Published: 30 January 2008

Abstract

Background

A new algorithm has been developed for generating conservation profiles that reflect the evolutionary history of the subfamily associated with a query sequence. It is based on n-gram patterns (NP{n,m}) which are sets of n residues and m wildcards in windows of size n+m. The generation of conservation profiles is treated as a signal-to-noise problem where the signal is the count of n-gram patterns in target sequences that are similar to the query sequence and the noise is the count over all target sequences. The signal is differentiated from the noise by applying singular value decomposition to sets of target sequences rank ordered by similarity with respect to the query.

Results

The new algorithm was used to construct 4,248 profiles from 120 randomly selected Pfam-A families. These were compared to profiles generated from multiple alignments using the consensus approach. The two profiles were similar whenever the subfamily associated with the query sequence was well represented in the multiple alignment.
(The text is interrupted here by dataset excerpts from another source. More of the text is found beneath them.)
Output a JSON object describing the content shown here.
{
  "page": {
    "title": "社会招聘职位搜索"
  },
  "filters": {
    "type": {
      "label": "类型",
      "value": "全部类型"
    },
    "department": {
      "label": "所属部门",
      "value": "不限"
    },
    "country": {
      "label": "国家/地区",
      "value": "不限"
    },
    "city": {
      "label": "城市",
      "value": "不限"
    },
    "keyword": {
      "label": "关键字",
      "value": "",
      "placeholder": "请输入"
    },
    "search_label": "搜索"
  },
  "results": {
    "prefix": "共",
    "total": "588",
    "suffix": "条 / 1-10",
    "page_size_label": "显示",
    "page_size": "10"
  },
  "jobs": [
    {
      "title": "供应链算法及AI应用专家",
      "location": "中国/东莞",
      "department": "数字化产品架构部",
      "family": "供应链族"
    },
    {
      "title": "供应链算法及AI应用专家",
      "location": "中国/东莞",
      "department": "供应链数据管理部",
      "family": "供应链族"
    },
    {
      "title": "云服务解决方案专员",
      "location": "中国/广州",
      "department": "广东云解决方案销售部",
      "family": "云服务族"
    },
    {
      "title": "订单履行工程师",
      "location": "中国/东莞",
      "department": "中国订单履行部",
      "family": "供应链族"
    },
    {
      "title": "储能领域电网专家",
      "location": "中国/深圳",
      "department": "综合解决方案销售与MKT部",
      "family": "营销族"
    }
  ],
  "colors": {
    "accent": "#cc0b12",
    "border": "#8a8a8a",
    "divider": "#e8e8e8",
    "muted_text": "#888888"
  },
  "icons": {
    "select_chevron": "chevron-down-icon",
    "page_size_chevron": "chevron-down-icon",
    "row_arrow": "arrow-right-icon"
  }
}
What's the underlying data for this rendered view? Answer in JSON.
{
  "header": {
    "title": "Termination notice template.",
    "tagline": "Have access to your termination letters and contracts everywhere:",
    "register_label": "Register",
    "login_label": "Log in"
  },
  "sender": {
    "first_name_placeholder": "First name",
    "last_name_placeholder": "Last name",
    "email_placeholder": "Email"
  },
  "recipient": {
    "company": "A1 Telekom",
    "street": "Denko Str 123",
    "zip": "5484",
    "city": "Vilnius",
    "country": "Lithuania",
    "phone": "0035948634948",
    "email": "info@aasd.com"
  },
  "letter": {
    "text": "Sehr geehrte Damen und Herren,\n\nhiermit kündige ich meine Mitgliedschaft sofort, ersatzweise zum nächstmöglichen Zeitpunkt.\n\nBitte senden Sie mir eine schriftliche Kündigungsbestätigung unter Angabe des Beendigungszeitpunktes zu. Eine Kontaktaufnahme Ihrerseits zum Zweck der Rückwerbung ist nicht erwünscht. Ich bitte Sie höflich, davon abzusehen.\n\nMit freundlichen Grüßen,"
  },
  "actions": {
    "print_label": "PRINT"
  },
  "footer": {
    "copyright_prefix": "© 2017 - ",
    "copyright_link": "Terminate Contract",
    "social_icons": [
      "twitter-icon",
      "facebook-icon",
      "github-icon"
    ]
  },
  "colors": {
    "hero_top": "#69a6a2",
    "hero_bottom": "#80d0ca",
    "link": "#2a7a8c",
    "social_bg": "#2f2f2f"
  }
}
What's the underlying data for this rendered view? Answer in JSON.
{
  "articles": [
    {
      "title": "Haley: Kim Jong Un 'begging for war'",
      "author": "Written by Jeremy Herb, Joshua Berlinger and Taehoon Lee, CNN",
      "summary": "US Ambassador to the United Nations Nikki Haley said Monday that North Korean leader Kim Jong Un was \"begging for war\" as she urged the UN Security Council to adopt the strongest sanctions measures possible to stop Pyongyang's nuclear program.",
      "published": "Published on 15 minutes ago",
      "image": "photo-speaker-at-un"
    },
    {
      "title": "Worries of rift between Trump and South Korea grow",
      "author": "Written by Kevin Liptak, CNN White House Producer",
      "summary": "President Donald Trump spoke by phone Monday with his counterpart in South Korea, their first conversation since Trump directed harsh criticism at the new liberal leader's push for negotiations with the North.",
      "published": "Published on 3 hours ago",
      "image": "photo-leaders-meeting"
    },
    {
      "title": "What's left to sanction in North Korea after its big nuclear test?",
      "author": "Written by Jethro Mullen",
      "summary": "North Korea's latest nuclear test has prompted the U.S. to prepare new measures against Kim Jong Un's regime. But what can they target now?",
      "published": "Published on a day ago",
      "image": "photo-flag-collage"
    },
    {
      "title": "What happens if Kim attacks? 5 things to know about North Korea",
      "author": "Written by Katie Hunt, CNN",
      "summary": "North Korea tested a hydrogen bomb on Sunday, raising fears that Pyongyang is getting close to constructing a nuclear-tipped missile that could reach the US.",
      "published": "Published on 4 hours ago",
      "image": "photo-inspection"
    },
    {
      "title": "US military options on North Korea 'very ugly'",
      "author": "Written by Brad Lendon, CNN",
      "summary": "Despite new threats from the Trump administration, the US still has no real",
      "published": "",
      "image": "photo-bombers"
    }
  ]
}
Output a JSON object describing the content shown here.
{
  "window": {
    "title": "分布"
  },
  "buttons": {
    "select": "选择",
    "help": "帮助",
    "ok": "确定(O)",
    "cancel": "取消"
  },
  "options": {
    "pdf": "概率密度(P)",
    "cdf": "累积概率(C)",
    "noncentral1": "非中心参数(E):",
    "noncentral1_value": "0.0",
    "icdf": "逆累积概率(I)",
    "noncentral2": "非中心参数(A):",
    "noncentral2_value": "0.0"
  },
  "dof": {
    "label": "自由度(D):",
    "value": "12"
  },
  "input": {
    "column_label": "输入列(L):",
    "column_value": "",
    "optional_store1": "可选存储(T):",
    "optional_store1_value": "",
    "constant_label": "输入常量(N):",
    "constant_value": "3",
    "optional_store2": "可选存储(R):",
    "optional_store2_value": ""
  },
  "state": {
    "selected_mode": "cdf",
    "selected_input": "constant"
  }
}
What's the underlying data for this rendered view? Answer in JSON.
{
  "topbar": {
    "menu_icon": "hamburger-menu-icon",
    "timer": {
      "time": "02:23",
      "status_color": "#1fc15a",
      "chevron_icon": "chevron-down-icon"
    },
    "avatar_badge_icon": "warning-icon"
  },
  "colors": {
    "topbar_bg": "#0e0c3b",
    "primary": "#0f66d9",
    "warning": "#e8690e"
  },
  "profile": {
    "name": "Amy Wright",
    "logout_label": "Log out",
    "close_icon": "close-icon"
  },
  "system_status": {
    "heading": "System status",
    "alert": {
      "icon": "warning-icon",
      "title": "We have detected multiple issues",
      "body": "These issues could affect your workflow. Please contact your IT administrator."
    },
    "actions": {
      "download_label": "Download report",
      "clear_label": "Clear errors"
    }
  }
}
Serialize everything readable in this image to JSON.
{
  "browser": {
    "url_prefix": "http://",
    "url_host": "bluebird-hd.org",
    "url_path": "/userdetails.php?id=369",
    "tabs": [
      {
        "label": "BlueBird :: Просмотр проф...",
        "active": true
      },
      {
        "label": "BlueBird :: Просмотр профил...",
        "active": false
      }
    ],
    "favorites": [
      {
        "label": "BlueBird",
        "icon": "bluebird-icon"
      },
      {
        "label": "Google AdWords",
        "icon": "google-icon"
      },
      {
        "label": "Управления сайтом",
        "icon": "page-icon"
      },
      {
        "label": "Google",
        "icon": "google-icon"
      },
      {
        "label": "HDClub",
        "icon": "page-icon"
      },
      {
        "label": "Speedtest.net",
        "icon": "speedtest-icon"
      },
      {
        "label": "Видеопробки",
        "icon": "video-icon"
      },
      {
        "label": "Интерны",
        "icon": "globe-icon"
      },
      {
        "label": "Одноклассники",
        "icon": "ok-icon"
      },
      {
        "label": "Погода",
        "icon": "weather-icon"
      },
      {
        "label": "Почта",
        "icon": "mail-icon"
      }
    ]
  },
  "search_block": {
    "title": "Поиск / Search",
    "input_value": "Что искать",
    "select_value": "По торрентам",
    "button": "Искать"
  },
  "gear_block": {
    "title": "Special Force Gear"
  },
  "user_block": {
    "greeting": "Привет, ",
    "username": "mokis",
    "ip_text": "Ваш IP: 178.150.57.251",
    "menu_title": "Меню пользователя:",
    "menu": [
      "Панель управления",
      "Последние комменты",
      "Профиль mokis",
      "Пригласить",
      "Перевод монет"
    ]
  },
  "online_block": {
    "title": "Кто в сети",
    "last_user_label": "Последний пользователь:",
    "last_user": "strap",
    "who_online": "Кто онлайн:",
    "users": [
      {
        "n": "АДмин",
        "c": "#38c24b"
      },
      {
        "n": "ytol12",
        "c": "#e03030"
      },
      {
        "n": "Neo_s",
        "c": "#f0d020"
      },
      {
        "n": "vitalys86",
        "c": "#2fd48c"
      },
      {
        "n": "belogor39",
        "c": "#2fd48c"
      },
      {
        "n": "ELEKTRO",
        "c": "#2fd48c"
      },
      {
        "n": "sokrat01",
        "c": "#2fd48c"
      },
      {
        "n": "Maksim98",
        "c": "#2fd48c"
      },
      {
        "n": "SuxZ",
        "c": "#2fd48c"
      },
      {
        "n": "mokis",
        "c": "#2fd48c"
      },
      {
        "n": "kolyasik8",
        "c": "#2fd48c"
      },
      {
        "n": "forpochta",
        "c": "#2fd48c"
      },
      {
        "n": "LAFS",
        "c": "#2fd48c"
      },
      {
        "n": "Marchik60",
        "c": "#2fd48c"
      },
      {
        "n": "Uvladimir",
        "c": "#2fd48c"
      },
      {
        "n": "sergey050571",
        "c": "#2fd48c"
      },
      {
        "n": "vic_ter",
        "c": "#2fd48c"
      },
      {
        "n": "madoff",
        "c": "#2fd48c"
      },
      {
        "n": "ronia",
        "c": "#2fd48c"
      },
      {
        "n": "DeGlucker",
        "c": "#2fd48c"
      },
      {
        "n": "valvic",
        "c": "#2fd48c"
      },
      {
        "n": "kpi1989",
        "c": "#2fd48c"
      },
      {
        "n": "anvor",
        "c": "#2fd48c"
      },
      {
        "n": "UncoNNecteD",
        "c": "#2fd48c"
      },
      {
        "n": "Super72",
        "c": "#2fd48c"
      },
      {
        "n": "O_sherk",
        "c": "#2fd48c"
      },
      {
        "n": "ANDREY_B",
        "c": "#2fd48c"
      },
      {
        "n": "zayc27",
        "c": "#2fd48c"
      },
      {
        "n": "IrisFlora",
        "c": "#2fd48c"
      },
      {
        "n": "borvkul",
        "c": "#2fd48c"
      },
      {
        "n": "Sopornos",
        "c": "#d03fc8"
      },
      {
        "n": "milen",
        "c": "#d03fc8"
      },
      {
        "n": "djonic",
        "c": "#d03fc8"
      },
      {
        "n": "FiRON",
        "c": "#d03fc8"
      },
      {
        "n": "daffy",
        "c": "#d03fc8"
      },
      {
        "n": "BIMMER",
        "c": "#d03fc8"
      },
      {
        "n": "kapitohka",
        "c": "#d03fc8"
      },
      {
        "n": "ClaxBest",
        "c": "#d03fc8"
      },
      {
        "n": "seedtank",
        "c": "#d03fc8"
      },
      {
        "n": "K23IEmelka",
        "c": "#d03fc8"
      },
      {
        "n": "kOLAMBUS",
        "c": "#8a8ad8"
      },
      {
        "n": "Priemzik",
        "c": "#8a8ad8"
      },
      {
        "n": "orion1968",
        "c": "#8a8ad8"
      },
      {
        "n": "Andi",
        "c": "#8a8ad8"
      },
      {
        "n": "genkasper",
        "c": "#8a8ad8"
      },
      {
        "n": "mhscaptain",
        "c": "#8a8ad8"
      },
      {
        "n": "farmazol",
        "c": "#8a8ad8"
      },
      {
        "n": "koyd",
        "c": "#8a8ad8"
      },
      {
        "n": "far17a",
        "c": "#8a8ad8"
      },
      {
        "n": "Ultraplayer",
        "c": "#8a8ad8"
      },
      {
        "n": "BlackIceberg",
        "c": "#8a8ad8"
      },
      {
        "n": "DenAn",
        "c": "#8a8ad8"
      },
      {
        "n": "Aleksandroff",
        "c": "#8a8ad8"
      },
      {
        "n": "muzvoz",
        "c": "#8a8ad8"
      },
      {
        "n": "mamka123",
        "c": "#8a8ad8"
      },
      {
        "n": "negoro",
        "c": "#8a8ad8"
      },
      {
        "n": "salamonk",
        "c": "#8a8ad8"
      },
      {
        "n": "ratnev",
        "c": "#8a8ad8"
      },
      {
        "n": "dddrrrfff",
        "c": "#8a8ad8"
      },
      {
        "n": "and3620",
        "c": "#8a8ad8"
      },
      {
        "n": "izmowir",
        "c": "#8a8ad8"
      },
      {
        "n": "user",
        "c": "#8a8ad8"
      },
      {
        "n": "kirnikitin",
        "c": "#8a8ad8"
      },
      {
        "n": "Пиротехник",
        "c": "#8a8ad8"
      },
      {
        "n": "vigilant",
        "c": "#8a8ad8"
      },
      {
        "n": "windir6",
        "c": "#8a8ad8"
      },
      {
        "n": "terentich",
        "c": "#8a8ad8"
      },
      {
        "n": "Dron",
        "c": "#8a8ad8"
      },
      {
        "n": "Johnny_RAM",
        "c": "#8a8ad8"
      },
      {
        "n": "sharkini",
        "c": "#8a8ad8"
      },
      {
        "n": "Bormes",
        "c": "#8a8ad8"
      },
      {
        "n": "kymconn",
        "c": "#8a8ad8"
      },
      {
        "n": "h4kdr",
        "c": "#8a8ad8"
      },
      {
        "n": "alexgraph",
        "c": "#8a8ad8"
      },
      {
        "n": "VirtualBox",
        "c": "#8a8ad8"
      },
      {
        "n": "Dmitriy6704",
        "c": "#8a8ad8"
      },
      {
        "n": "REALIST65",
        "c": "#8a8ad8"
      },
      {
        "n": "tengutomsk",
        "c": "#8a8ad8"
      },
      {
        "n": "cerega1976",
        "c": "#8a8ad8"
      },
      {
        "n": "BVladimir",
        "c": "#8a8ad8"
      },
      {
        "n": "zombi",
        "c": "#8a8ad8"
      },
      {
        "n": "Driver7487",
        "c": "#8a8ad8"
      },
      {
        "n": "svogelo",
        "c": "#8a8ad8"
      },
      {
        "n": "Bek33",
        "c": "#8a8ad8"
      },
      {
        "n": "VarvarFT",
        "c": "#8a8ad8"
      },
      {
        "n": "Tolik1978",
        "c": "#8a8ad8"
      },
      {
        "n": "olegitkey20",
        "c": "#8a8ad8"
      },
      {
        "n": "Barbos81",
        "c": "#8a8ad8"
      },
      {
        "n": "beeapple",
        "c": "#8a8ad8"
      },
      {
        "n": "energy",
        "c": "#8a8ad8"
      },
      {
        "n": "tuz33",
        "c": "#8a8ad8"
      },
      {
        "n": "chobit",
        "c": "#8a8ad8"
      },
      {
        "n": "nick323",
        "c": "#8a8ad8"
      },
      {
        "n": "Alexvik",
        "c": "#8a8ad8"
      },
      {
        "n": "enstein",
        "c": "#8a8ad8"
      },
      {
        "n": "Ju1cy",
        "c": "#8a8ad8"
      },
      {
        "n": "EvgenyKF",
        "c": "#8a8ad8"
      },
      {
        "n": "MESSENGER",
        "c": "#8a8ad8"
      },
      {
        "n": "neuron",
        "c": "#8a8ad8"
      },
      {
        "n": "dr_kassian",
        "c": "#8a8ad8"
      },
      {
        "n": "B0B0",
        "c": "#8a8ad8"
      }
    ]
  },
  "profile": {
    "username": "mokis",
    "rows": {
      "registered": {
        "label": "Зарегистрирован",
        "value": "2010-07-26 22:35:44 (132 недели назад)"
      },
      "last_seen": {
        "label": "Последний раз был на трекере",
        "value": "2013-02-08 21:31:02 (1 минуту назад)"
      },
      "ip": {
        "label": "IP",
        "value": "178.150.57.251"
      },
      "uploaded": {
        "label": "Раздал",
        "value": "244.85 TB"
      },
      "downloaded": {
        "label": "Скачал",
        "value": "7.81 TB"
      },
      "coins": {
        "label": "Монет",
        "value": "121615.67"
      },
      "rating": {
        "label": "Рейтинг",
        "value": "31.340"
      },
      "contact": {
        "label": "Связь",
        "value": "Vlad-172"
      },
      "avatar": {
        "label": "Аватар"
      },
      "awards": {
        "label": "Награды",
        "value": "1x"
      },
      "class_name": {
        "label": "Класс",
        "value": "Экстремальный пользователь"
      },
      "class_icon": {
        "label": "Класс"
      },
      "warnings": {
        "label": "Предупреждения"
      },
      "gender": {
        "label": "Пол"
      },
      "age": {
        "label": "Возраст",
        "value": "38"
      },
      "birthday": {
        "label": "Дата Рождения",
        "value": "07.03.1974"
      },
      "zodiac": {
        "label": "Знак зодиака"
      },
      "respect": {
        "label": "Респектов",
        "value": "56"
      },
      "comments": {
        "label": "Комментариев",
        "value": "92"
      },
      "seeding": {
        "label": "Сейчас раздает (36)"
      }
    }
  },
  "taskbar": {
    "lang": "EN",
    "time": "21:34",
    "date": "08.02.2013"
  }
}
It was possible to construct subfamily specific conservation profiles using the new algorithm for subfamilies with as few as five members. The speed of the new algorithm was comparable to the multiple alignment approach.

Conclusion

Subfamily specific conservation profiles can be generated by the new algorithm without aprioi knowledge of family relationships or domain architecture. This is useful when the subfamily contains multiple domains with different levels of representation in protein databases. It may also be applicable when the subfamily sample size is too small for the multiple alignment approach.